As far as I understand, an autistic mind doesn’t instinctively prioritize one set of sensory data ahead of others.  A human voice does not automatically register as being more important than a noise from rain falling outside of a window.  This can make communication challenging.  Still, in my better moments as a parent, of which I wish there were more, I have noticed that my son will be taking in interesting things that I might otherwise filter out.  At the park, he may, seemingly at random, stop playing only for me to notice he has stopped to look at a set of birds that just flew away.  From my observations, interesting shadows cast by clouds, the turbulence of water rippling, or nearly unnoticed sounds can “distract” him from what others may hope he does or notices.  My son often notices things that I am filtering out instinctively.  My filtering may be causing me to miss a lot of incandescent beauty that surrounds life.

Moments like that help me to feel that my son and I have connected.  A great fear I have is that my son’s thoughts, wishes, and desires are largely missed and misinterpreted.  Lyrics such as those from Man on the Moon that deal with being “locked in” or with a “we” who is losing touch often evoke strong emotions from me.  I fear for my son.  David Foster Wallace’s vivid description of Hal’s thoughts being completely missed by the other members of the meeting was perhaps the best, and therefore most frightening, encapsulation of my fears for my son that I have ever read.

Beyond that, the menacing need to control Hal’s gestures and the gross judgments of Hal echo experiences my son has already faced and will likely continue to face.  As disgusted as I am by those who laugh at people with disabilities, I find both the palpable fear of violence directed toward those who struggle to communicate and the fear for anyone having to experience life as having “a lead role in a cage” (as Pink Floyd put it) to be far worse still.

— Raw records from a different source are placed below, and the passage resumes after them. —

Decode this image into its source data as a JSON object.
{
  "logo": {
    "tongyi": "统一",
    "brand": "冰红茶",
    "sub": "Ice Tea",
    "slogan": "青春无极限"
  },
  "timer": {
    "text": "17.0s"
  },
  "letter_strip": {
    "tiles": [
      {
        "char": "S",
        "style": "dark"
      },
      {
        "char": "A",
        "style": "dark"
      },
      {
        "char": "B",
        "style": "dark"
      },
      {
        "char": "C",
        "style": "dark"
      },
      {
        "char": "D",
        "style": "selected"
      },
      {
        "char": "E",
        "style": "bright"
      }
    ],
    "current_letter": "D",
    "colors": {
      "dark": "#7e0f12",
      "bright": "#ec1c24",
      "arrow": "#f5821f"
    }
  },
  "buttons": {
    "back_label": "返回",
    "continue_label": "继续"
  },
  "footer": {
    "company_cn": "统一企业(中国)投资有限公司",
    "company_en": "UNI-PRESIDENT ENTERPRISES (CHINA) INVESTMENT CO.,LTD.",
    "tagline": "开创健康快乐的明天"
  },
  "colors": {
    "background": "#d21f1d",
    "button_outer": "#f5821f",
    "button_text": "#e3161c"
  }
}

The densely textured account Hal gave of his attempts at communication and their results made me once again consider what my son’s struggles to express himself may feel like to him.  I indeed had nightmares last evening.  Yet, David Foster Wallace’s words were a gift as they offered me new ways to think about my son’s daily obstacles.

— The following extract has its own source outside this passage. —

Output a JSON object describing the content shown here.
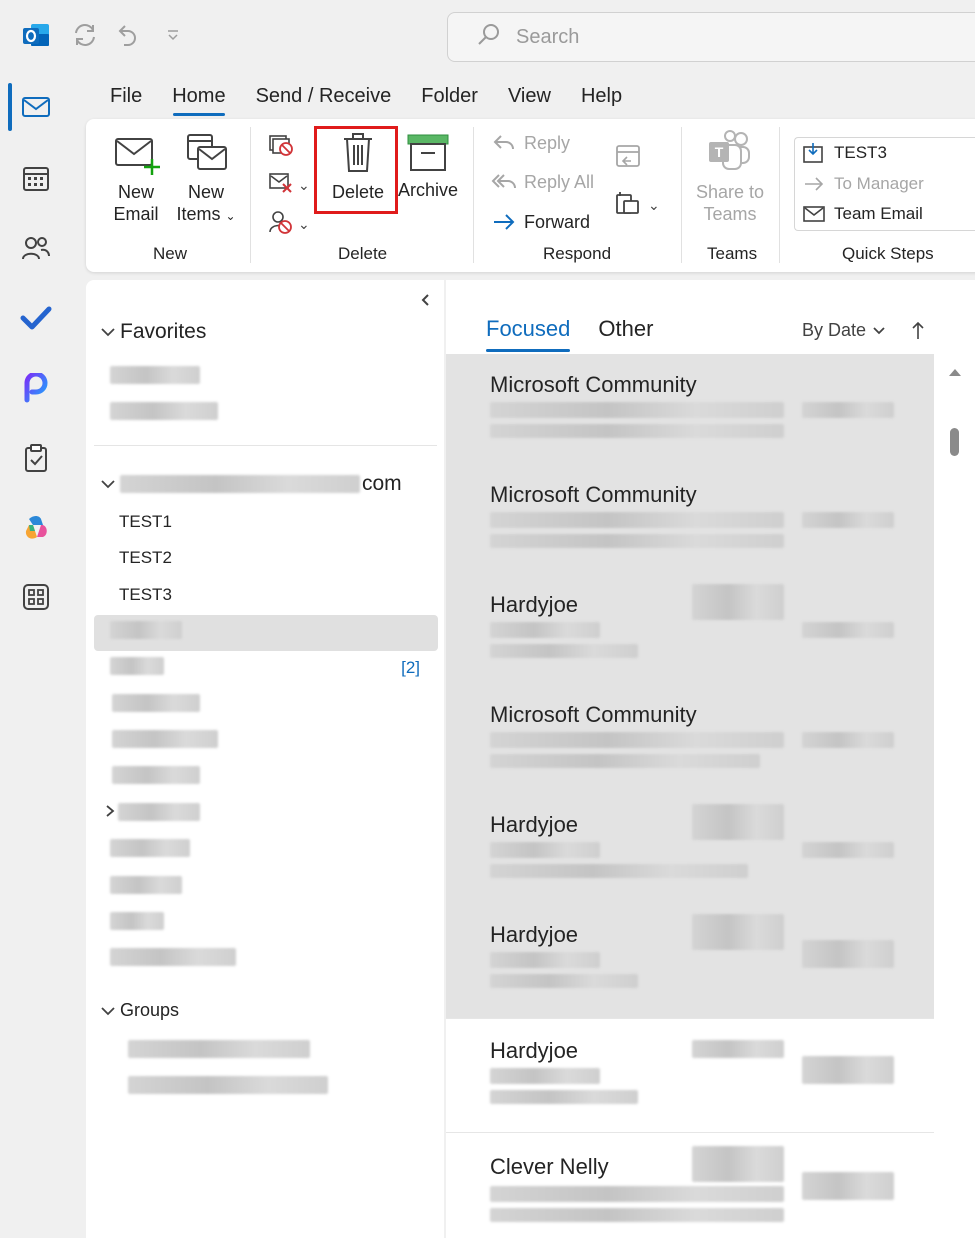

Consider David Foster Wallace

It is fair to consider how much David Foster Wallace struggled with communicating his ideas and self to others.  I am again not saying that he was on the autism spectrum.  I am not qualified to make that claim.  I will say that for him to explain Hal’s experience with communication difficulties so compellingly means that David Foster Wallace did have a unique ability to perceive the struggles and fears faced by others.  That sensitivity to the suffering of others is beautiful, but my guess is that such a level of perceptiveness is also personally taxing.

*In DFW style, I will do one footnote of a sort.  Andy Kaufman has fascinated me since I saw him on television as a child.  I will share some thoughts about Kaufman at some point in some forum, but Kaufman strikes me as someone who had a hard time interacting in “normal” human social settings.